In the present study, the reason for the high percentage of malignant lesions (nearly 40 %) we observed was probably that patients were recruited from the gynecologic oncology outpatient clinic at Ain Shams University Maternity Hospital, which is a large referral center in Egypt. The strengths of the current study included the inclusion of a high percentage (47.4 %) of patients with early-stage ovarian cancer (stage I/II) which helped us to validate or negate the superiority of mesothelin over CA125 as a significant predictor of early-stage (stages I/II) ovarian malignancy. However, further studies with a large number of patients are still needed.

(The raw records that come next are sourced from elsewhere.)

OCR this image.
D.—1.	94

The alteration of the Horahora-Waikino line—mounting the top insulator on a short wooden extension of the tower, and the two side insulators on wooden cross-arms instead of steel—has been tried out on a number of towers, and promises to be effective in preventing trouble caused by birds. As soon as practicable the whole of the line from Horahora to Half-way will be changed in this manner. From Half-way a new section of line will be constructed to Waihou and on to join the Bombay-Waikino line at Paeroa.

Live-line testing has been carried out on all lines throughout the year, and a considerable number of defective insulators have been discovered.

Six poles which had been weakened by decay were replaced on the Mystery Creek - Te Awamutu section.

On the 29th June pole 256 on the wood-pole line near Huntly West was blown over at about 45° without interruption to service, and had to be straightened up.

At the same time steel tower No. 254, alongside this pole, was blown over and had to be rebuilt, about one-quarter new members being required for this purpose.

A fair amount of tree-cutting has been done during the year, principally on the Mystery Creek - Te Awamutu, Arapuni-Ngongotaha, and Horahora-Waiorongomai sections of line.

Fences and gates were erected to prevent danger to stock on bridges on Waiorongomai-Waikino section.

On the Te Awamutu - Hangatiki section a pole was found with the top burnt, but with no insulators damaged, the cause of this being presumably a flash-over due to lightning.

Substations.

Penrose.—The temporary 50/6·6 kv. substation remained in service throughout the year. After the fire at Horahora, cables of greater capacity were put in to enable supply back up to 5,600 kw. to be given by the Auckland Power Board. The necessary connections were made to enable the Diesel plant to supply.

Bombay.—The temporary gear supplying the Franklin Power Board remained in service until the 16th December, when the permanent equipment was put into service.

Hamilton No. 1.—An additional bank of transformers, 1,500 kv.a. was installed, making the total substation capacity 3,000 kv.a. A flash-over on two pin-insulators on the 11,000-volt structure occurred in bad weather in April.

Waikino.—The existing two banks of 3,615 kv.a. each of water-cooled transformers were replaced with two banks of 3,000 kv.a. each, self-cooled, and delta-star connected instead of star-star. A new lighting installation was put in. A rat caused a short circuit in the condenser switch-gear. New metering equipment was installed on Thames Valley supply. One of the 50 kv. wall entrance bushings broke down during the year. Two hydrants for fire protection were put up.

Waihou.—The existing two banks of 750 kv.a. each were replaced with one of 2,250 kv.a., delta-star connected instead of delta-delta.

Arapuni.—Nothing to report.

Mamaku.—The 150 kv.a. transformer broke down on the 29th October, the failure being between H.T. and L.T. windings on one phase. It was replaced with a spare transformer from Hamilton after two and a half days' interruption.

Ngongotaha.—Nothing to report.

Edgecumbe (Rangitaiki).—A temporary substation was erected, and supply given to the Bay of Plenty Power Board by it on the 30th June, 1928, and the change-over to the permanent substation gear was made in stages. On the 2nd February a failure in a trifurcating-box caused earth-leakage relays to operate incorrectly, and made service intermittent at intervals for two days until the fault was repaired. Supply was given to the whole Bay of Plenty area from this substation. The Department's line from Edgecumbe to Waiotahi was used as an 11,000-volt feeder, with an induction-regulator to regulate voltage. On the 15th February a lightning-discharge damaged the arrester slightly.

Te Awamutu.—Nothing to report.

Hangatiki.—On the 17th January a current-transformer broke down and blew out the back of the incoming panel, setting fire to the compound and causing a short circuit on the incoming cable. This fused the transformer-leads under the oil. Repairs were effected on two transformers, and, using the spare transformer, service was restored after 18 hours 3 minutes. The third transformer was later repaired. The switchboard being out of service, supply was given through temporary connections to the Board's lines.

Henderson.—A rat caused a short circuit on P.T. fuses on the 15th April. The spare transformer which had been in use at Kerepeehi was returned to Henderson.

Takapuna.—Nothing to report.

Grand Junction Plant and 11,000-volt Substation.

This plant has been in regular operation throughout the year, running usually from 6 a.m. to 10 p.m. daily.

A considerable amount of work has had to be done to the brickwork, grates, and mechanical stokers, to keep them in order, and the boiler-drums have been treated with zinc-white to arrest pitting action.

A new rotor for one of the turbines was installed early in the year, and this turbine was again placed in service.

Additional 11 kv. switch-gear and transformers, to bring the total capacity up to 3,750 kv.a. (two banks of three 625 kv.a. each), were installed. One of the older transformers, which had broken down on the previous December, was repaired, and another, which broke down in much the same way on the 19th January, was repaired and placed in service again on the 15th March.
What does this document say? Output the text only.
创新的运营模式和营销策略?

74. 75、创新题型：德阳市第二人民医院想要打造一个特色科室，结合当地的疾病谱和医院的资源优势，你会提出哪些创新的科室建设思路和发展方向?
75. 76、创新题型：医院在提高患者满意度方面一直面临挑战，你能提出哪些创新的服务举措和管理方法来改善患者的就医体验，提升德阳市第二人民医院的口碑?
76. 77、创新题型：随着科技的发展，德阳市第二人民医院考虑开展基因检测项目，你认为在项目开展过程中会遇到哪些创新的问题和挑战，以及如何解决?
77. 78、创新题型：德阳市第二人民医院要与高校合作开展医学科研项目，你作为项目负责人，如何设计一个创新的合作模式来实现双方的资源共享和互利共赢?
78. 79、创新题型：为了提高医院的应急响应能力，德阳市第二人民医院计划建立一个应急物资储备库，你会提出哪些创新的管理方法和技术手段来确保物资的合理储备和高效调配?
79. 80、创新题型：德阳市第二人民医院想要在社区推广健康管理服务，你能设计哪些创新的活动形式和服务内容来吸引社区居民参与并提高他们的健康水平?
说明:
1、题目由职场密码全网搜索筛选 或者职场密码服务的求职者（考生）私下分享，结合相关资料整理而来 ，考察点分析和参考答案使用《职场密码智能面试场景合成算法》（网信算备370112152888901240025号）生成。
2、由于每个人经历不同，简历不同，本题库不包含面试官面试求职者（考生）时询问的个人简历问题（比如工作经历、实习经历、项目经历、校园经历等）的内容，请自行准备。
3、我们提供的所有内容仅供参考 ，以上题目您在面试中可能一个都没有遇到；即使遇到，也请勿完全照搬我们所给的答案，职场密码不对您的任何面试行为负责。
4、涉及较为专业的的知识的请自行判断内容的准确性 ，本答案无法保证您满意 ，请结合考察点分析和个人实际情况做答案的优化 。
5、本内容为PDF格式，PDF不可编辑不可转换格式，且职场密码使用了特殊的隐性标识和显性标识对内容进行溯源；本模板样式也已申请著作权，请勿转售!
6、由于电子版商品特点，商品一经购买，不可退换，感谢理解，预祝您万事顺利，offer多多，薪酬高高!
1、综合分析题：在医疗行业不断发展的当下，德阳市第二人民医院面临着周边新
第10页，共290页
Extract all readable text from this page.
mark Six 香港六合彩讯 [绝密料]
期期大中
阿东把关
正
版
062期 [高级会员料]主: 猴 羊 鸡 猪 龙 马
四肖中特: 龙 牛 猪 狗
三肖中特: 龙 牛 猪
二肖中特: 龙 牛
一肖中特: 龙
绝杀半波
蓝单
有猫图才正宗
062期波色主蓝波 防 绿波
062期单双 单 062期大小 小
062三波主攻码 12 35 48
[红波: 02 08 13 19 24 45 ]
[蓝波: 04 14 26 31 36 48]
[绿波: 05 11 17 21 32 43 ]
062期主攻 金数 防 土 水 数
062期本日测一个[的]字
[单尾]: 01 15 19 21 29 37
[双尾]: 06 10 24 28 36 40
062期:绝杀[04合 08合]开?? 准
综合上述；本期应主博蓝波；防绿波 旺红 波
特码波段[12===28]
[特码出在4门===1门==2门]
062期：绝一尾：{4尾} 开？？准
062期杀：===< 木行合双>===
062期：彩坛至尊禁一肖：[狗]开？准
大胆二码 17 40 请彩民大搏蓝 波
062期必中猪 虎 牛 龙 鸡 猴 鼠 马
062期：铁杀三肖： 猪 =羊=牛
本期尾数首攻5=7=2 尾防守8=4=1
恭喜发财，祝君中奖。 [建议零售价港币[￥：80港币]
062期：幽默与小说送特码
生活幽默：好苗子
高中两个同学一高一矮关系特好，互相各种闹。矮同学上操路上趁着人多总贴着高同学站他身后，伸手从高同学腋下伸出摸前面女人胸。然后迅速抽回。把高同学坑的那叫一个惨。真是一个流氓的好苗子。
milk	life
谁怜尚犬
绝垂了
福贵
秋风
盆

Our study was limited by the absence of a control group, which may be explained by two facts: first, the absence of screening programs for early detection of ovarian cancer and second, the patient recruitment location, which was a gynecologic oncology outpatient clinic. This made it difficult to encounter healthy controls. Another limitation was that we only assessed serum mesothelin levels. Yet, as Badgwell et al. [14] reported, that urinary mesothelin levelsare more sensitive marker than serum mesothelin levels in differentiating patients with early and late stage ovarian malignancy from healthy controls. Moreover, other investigators demonstrated that, assaying fresh urine for mesothelin may increase the probability of diagnosis of early-stage ovarian disease and would lead to more frequent testing (perhaps at home) [3].

Conclusion

In ovarian cancer, mesothelin seemed to have the same sensitivity, but a higher specificity than CA125. Combination of mesothelin and CA125 had no advantage over mesothelin alone. Mesothelin rather than CA125 was a significant predictor of early-stage ovarian cancer (stage I/II).